On a prophétisé que je vivrais jusqu'à cent ans et maintenant que je suis parvenu à cet âge je ne vois pas de raisons d'en douter. Je ne meurs pas en chrétien bien que mon scalp soit intact et si les prairies des chasses éternelles existent, alors c'est là que je vais. Là ou droit vers le Styx. M'est avis à cette heure que mon existence a été beaucoup trop courte : tout le bien que je pourrais faire si on me donnait ne serait-ce qu'une année de plus sur pied. Au lieu de quoi je suis rivé à ce lit, à me souiller comme un nourrisson.
Si le Créateur juge bon de m'en donner la force, j'irai jusqu'aux eaux qui coulent au milieu des pâturages. Le coude oriental de la Nueces. Même si j'ai toujours préféré la Devil's River. En rêve je l'ai rejointe trois fois et on sait bien qu'Alexandre le Grand, lors de sa dernière nuit parmi les vivants, a quitté son palais en rampant pour tenter de se noyer dans l'Euphrate, sachant qu'en l'absence de corps, son peuple le croirait monté au ciel parmi les dieux. Sa femme l'a rattrapé sur la berge ; elle l'a ramené de force chez lui où il s'est éteint en mortel. Et après on me demande pourquoi je ne me suis jamais remarié.
Si d'aventure mon fils faisait une apparition, j'aimerais autant qu'on m'épargne son sourire victorieux. Graine de ma destruction. Je sais ce qu'il a fait. Mais je crois qu'il a depuis longtemps honoré de sa présence les rives du Jourdain, vu que Quanah Parker, le dernier chef comanche, n'a donné au gamin qu'une maigre chance d'atteindre l'âge de cinquante ans. En échange de cette information j'ai offert à Quanah et ses guerriers un jeune bison non castré, une bête exceptionnelle que nous avons chassée à l'ancienne, à la lance, dans ces pâturages qui furent jadis leur terrain de chasse et qui aujourd'hui m'appartiennent. Parmi les compagnons de Quanah se trouvait un vénérable chef arapaho ; tandis qu'assis ensemble nous partagions le foie encore chaud du bison, trempé selon la tradition dans la bile de ranimai, il me donna une bague en argent qu'il avait ôtée en personne du doigt du général George Armstrong Custer, à la bataille de Little Bighorn. Sur la bague il est gravé «7e Cav» ; un coup de lance y a laissé une profonde cicatrice. Comme je n'ai pas d'héritier digne de ce nom, je l'emporterai avec moi dans le fleuve.

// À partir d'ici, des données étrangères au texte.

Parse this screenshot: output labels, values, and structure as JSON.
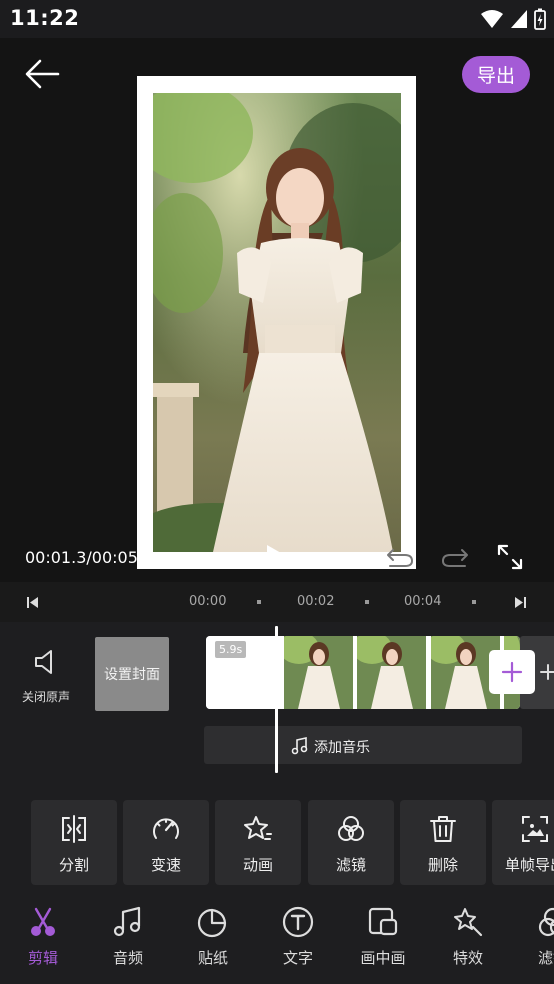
{
  "status_bar": {
    "time": "11:22"
  },
  "header": {
    "export_label": "导出"
  },
  "playback": {
    "timecode": "00:01.3/00:05"
  },
  "ruler": {
    "labels": [
      "00:00",
      "00:02",
      "00:04"
    ]
  },
  "timeline": {
    "mute_label": "关闭原声",
    "cover_label": "设置封面",
    "clip_duration": "5.9s",
    "add_music_label": "添加音乐"
  },
  "tools": [
    {
      "label": "分割",
      "icon": "split-icon"
    },
    {
      "label": "变速",
      "icon": "speed-icon"
    },
    {
      "label": "动画",
      "icon": "animation-icon"
    },
    {
      "label": "滤镜",
      "icon": "filter-icon"
    },
    {
      "label": "删除",
      "icon": "delete-icon"
    },
    {
      "label": "单帧导出",
      "icon": "frame-export-icon"
    }
  ],
  "tabs": [
    {
      "label": "剪辑",
      "icon": "scissors-icon",
      "active": true
    },
    {
      "label": "音频",
      "icon": "music-note-icon"
    },
    {
      "label": "贴纸",
      "icon": "sticker-icon"
    },
    {
      "label": "文字",
      "icon": "text-icon"
    },
    {
      "label": "画中画",
      "icon": "picture-in-picture-icon"
    },
    {
      "label": "特效",
      "icon": "effects-icon"
    },
    {
      "label": "滤镜",
      "icon": "filter-icon"
    }
  ],
  "colors": {
    "accent": "#a45bd6",
    "background": "#1c1c1e",
    "tool_bg": "#2c2c2e"
  }
}
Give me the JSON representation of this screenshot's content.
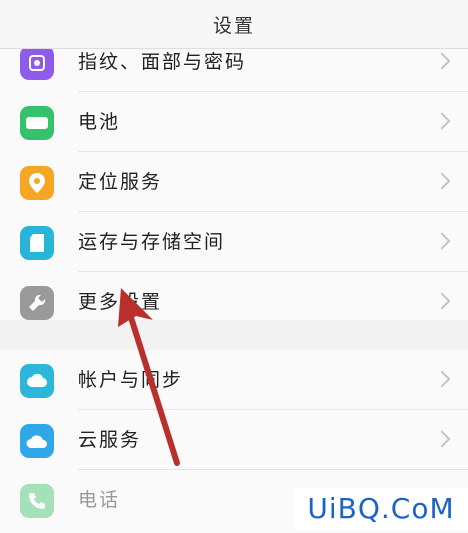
{
  "header": {
    "title": "设置"
  },
  "group1": {
    "items": [
      {
        "label": "指纹、面部与密码",
        "icon": "fingerprint-icon",
        "color": "#8e5bea"
      },
      {
        "label": "电池",
        "icon": "battery-icon",
        "color": "#35c26a"
      },
      {
        "label": "定位服务",
        "icon": "location-pin-icon",
        "color": "#f5a623"
      },
      {
        "label": "运存与存储空间",
        "icon": "sd-card-icon",
        "color": "#27b5d8"
      },
      {
        "label": "更多设置",
        "icon": "wrench-icon",
        "color": "#9a9a9a"
      }
    ]
  },
  "group2": {
    "items": [
      {
        "label": "帐户与同步",
        "icon": "account-sync-icon",
        "color": "#2cb6d9"
      },
      {
        "label": "云服务",
        "icon": "cloud-icon",
        "color": "#2fa7e8"
      },
      {
        "label": "电话",
        "icon": "phone-icon",
        "color": "#3dc36b"
      }
    ]
  },
  "watermark": {
    "text": "UiBQ.CoM"
  }
}
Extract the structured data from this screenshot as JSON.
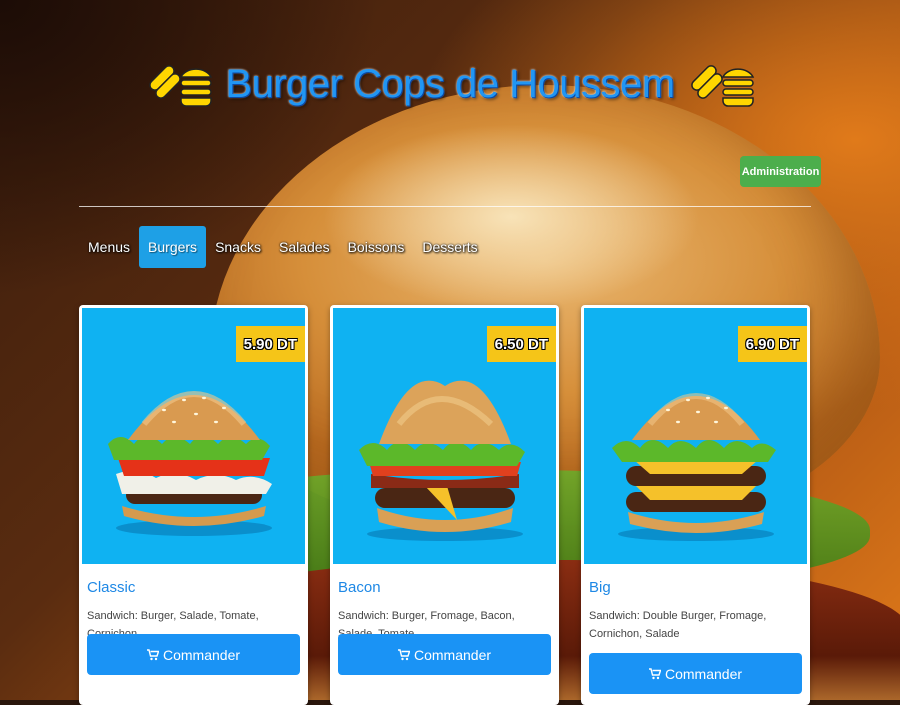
{
  "header": {
    "title": "Burger Cops de Houssem",
    "logo_icon": "hotdog-burger-icon"
  },
  "admin": {
    "label": "Administration"
  },
  "nav": {
    "items": [
      {
        "label": "Menus",
        "active": false
      },
      {
        "label": "Burgers",
        "active": true
      },
      {
        "label": "Snacks",
        "active": false
      },
      {
        "label": "Salades",
        "active": false
      },
      {
        "label": "Boissons",
        "active": false
      },
      {
        "label": "Desserts",
        "active": false
      }
    ]
  },
  "products": [
    {
      "name": "Classic",
      "price": "5.90 DT",
      "description": "Sandwich: Burger, Salade, Tomate, Cornichon",
      "button": "Commander"
    },
    {
      "name": "Bacon",
      "price": "6.50 DT",
      "description": "Sandwich: Burger, Fromage, Bacon, Salade, Tomate",
      "button": "Commander"
    },
    {
      "name": "Big",
      "price": "6.90 DT",
      "description": "Sandwich: Double Burger, Fromage, Cornichon, Salade",
      "button": "Commander"
    }
  ],
  "colors": {
    "title": "#2196f3",
    "admin_button": "#4cae4c",
    "nav_active": "#1ea0e6",
    "card_media": "#0fb2f2",
    "price_badge": "#f5c518",
    "order_button": "#1a93f5"
  }
}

Ma date de naissance est bien connue. La déclaration d'indépendance qui arracha la République du Texas à la tyrannie mexicaine fut ratifiée le 2 mars 1836 dans une humble bicoque sur les bords du Brazos. La moitié des signataires avaient la malaria ; les autres étaient venus au Texas pour échapper à la potence. Je fus le premier enfant de sexe masculin de cette nouvelle république.
Des siècles de présence au Texas n'avaient mené les Espagnols nulle part. Depuis Christophe Colomb, ils soumettaient tous les indigènes se trouvant sur leur route. Je n'ai jamais croisé d'Aztèques, mais ça devait être une jolie bande d'enfants de choeur parce que les Apaches Lipans ont arrêté net les vieux conquistadors. Et puis sont arrivés les Comanches. Le monde n'avait rien vu de tel depuis les Mongols : ils ont jeté les Apaches à la mer, détruit l'armée espagnole et fait du Mexique une foire aux esclaves. Je me souviens d'avoir vu des Comanches mener, comme on mène du bétail, des villageois mexicains par centaines le long du Pecos.